A sociedade civil questiona o domínio contínuo dos países-membros do G-20, da OCDE e de organizações como o FMI e o Banco Mundial. "A sociedade civil do Norte Global deve pressionar seus governos a assumirem sua responsabilidade histórica e o impacto atual do nosso modelo de desenvolvimento no Sul Global", afirma José Carlos Alcázar, representante do Futuro en Común.

Apesar disso, Fresnillo permanece otimista. "A dívida está entrando em uma espiral em que alguns países continuam a se endividar às custas de seus serviços públicos para saldá-la, o que eventualmente levará ao cancelamento da dívida", afirma a pesquisadora. Nesse sentido, ela considera significativa a inclusão da criação de uma plataforma de países devedores no documento final. "É algo que está em pauta há anos", indica Fresnillo.

O conteúdo do Compromisso sobre tributação gera menos controvérsia. "Há novas promessas, como a igualdade de gênero, algo bastante novo e não encontrado em outras seções", observa Nicola Scherer, pesquisadora do Observatório da Dívida sobre a Globalização, destacando o progresso alcançado na criação de maior transparência internacional no sistema tributário. "É positivo porque se relaciona com a necessidade de combater fluxos ilícitos de dinheiro e paraísos fiscais."

Scherer também destaca a necessidade de as empresas pagarem seus impostos nos países onde operam, além de destacar os indivíduos mais ricos como sujeitos passivos. "Defendemos a ideia de que a arrecadação justa de impostos, os sistemas tributários progressivos e o controle dos fluxos de caixa não são uma questão exclusiva dos países do Sul Global", afirma.

“Trump não é o único estraga-prazeres”
Preparativos finais no Centro de Exposições e Congressos de Sevilha, dias antes do início da Cúpula da ONU. 27 de junho de 2026, em Sevilha (Andaluzia, Espanha). A 4ª Conferência Internacional das Nações Unidas sobre Financiamento para o Desenvolvimento será realizada na FIBES, em Sevilha, de 29 de junho a 3 de julho. 27 de junho de 2025 Rocío Ruz / Europa Press 27 de junho de 2025
Preparativos finais no Centro de Exposições e Congressos de Sevilha, dias antes do início da Cúpula da ONU. 27 de junho de 2026, em Sevilha (Andaluzia, Espanha).
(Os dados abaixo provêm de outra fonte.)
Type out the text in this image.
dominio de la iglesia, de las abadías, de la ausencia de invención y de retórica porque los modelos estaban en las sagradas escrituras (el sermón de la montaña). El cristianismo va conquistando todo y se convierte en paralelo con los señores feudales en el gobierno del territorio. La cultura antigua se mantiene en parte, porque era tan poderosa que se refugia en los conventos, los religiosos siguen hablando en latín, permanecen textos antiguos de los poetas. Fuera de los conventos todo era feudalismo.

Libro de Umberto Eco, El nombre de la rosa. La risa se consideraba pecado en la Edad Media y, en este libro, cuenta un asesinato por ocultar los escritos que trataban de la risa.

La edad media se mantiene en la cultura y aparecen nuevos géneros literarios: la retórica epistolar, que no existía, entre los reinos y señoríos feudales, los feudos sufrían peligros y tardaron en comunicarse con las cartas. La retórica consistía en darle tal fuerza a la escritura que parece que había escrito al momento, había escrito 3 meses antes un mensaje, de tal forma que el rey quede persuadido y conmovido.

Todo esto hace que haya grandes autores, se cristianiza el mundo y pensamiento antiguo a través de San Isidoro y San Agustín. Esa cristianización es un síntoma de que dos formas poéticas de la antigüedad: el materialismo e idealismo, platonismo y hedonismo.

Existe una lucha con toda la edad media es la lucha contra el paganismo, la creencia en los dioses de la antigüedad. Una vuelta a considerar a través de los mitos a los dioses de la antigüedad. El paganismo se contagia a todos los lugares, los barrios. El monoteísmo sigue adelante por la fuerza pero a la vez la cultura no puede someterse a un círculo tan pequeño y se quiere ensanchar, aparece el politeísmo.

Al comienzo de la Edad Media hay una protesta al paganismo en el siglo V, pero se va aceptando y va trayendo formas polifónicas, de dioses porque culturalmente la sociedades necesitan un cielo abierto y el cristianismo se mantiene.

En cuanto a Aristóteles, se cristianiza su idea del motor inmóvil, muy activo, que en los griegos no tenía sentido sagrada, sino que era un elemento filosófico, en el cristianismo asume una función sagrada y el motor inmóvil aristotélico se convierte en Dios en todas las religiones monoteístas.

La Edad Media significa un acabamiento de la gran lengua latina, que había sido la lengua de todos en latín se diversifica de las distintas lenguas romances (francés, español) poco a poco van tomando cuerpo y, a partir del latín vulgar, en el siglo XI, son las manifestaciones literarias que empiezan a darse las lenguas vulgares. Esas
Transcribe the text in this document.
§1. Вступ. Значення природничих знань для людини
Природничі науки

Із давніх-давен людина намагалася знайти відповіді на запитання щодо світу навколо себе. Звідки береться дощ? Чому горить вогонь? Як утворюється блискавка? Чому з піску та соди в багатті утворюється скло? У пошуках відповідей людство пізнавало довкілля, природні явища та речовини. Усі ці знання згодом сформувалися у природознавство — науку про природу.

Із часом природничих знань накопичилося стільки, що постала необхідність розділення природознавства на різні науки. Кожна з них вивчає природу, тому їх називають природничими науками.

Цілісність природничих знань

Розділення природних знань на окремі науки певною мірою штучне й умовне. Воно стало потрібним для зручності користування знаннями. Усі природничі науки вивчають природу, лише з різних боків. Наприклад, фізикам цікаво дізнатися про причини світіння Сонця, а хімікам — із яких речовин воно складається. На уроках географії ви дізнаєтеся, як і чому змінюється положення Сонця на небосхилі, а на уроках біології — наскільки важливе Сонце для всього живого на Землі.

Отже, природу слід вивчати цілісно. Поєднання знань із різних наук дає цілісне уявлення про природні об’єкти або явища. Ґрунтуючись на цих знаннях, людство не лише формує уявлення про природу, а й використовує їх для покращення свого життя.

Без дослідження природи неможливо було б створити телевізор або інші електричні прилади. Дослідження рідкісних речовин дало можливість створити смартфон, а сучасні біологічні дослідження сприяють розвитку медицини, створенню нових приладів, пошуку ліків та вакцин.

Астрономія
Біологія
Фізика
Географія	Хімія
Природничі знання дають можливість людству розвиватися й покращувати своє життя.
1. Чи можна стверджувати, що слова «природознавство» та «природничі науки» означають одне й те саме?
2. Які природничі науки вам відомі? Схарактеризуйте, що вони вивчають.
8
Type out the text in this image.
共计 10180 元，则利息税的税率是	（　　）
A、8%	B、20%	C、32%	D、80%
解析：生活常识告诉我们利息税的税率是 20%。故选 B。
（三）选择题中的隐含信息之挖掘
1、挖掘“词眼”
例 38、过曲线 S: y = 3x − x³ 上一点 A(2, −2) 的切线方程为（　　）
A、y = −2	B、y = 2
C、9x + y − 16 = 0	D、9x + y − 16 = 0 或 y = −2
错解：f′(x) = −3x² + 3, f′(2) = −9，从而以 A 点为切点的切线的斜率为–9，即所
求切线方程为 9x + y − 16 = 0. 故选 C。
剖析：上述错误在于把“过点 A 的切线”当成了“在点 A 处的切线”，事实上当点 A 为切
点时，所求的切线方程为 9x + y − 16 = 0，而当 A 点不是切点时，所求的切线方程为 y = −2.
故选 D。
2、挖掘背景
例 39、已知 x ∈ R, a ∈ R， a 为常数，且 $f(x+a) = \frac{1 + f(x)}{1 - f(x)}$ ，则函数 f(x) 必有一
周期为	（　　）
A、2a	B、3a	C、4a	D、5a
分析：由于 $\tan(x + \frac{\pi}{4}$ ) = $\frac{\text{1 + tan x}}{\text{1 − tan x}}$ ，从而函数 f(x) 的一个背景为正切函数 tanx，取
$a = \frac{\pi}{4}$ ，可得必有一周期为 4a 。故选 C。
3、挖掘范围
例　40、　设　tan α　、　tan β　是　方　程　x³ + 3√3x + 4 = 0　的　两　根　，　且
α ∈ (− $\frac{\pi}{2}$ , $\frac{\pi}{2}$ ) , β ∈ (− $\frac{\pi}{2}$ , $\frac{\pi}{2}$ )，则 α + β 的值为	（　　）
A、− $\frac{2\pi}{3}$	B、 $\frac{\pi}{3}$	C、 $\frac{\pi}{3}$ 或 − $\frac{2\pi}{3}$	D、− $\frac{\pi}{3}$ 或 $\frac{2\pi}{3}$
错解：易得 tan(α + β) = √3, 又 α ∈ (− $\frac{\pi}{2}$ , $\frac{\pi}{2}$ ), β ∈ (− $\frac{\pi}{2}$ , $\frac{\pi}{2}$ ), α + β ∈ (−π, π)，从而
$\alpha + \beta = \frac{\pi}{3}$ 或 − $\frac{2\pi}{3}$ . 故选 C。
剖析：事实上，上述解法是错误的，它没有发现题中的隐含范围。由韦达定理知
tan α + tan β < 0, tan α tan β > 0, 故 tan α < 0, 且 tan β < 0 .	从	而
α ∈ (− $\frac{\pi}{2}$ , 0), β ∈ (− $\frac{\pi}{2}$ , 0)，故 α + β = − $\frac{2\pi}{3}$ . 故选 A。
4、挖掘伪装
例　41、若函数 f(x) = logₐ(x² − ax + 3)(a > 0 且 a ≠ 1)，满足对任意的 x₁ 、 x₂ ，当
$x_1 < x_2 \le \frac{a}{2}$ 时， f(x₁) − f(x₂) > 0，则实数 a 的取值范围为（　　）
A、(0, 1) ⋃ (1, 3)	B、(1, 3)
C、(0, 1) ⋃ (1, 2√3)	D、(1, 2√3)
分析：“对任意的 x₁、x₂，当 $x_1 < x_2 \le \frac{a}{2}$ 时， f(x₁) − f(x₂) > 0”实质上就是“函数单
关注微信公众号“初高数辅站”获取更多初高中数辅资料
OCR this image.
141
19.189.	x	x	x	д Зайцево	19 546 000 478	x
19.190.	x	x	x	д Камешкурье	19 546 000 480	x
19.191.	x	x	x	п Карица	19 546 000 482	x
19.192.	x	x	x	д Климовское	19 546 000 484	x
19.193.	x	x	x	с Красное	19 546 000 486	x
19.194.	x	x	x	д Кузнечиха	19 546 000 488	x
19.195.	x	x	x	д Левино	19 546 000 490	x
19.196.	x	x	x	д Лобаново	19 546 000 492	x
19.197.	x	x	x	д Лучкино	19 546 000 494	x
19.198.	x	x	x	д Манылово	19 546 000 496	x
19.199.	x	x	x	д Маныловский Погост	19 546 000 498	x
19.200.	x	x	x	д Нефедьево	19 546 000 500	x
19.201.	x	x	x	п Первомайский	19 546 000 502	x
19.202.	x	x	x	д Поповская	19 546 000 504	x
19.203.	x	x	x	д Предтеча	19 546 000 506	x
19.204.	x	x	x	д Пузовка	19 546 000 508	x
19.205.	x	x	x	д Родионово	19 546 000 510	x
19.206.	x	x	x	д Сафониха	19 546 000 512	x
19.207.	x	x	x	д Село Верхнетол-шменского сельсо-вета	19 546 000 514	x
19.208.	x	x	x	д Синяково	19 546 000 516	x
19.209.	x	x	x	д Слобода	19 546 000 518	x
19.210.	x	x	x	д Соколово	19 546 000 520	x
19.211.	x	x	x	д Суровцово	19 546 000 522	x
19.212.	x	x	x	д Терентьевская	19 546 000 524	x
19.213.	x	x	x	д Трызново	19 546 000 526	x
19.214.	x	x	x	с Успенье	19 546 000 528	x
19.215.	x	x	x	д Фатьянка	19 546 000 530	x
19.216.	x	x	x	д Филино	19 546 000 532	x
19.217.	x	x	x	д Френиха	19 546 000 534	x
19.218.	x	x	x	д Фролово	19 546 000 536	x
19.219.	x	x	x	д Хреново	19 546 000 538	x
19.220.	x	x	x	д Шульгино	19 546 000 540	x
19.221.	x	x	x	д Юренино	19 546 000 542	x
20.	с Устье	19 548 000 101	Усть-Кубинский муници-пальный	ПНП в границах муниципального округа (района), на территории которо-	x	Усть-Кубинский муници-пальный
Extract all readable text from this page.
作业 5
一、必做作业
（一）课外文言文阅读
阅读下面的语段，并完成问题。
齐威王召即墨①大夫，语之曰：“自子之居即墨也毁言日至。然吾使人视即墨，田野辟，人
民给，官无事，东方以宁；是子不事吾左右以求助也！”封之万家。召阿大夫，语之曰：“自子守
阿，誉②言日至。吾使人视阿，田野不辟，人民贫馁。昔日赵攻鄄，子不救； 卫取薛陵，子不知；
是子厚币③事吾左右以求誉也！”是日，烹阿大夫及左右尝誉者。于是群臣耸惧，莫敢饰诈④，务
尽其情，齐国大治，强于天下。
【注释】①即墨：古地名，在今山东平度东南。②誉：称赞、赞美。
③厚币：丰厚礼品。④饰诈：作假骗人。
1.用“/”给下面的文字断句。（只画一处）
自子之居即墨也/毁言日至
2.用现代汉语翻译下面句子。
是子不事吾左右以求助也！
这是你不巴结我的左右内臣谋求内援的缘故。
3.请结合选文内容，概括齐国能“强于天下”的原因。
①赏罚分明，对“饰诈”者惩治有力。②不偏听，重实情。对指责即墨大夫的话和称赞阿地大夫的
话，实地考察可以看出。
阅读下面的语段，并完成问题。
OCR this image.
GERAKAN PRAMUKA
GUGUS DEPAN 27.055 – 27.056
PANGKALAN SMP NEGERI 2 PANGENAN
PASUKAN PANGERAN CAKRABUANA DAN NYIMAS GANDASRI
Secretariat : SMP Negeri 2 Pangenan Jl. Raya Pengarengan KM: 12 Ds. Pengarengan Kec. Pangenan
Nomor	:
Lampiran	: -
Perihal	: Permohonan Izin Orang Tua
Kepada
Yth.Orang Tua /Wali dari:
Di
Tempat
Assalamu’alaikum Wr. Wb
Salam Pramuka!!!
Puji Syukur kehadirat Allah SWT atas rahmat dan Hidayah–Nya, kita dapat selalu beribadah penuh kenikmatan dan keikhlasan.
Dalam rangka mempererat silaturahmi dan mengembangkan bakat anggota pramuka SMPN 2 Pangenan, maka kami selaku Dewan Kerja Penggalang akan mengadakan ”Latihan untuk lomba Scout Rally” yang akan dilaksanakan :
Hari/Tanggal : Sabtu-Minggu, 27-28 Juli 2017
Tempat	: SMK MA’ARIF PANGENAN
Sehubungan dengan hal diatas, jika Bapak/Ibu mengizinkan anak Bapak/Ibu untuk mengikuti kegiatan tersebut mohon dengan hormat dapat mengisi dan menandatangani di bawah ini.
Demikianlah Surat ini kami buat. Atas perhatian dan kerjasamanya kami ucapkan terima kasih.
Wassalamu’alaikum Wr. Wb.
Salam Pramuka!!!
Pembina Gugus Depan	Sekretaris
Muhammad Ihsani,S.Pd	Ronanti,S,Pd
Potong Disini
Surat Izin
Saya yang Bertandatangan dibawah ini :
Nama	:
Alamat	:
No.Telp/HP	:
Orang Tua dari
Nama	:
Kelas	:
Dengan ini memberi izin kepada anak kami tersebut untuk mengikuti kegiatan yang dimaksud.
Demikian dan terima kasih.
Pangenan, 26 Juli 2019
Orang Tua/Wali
A 4ª Conferência Internacional das Nações Unidas sobre Financiamento para o Desenvolvimento será realizada na FIBES, em Sevilha, de 29 de junho a 3 de julho. 27 de junho de 2025 Rocío Ruz / Europa Press 27 de junho de 2025 Rocío Ruz (Europa Press)

"A governança deve ser transferida para as Nações Unidas, para que os países do Sul Global tenham participação igualitária e os interesses dos poderosos sejam superados", afirma Alcázar. A defesa do multilateralismo na tomada de decisões, para garantir estruturas mais inclusivas, é outro elemento-chave no cerne das demandas da sociedade civil e se apresenta como uma solução à intimidação unilateral que define a estratégia geopolítica e comercial perseguida por Donald Trump a partir dos Estados Unidos.

As organizações insistem em "não simplificar a narrativa que retrata os EUA como os únicos desmancha-prazeres". "Muitos governos do Norte Global destruíram ativamente a ambição do Compromisso de Sevilha a portas fechadas", alertam. "A situação dos EUA está complicada agora, mas este governo terminará e outro virá, então temos que trabalhar a longo prazo", argumenta Fresnillo. Para Scherer, a ausência deliberada do governo americano poderia, ao contrário, "tornar-se uma oportunidade" para os demais.

O fórum também discutirá outros elementos do Compromisso de Sevilha, como a governança da ciência, tecnologia e inovação e a ameaça representada pela inteligência artificial e pelo controle de dados nas mãos de poucos. "A mudança precisa vir de baixo", argumenta Alcázar. "Não podemos sustentar um modelo de bem-estar social baseado no empobrecimento de outros países ou na destruição do planeta", acrescenta.

Apesar das críticas, há um vislumbre de otimismo subjacente: o simples fato de a cúpula estar sendo realizada já é, por si só, um exercício de multilateralismo. "As Nações Unidas não têm o papel de liderança que gostaríamos, mas ainda têm um papel de coordenação dos diversos atores da cooperação", observa Botella. "Depois de Sevilha, continuaremos trabalhando", afirma.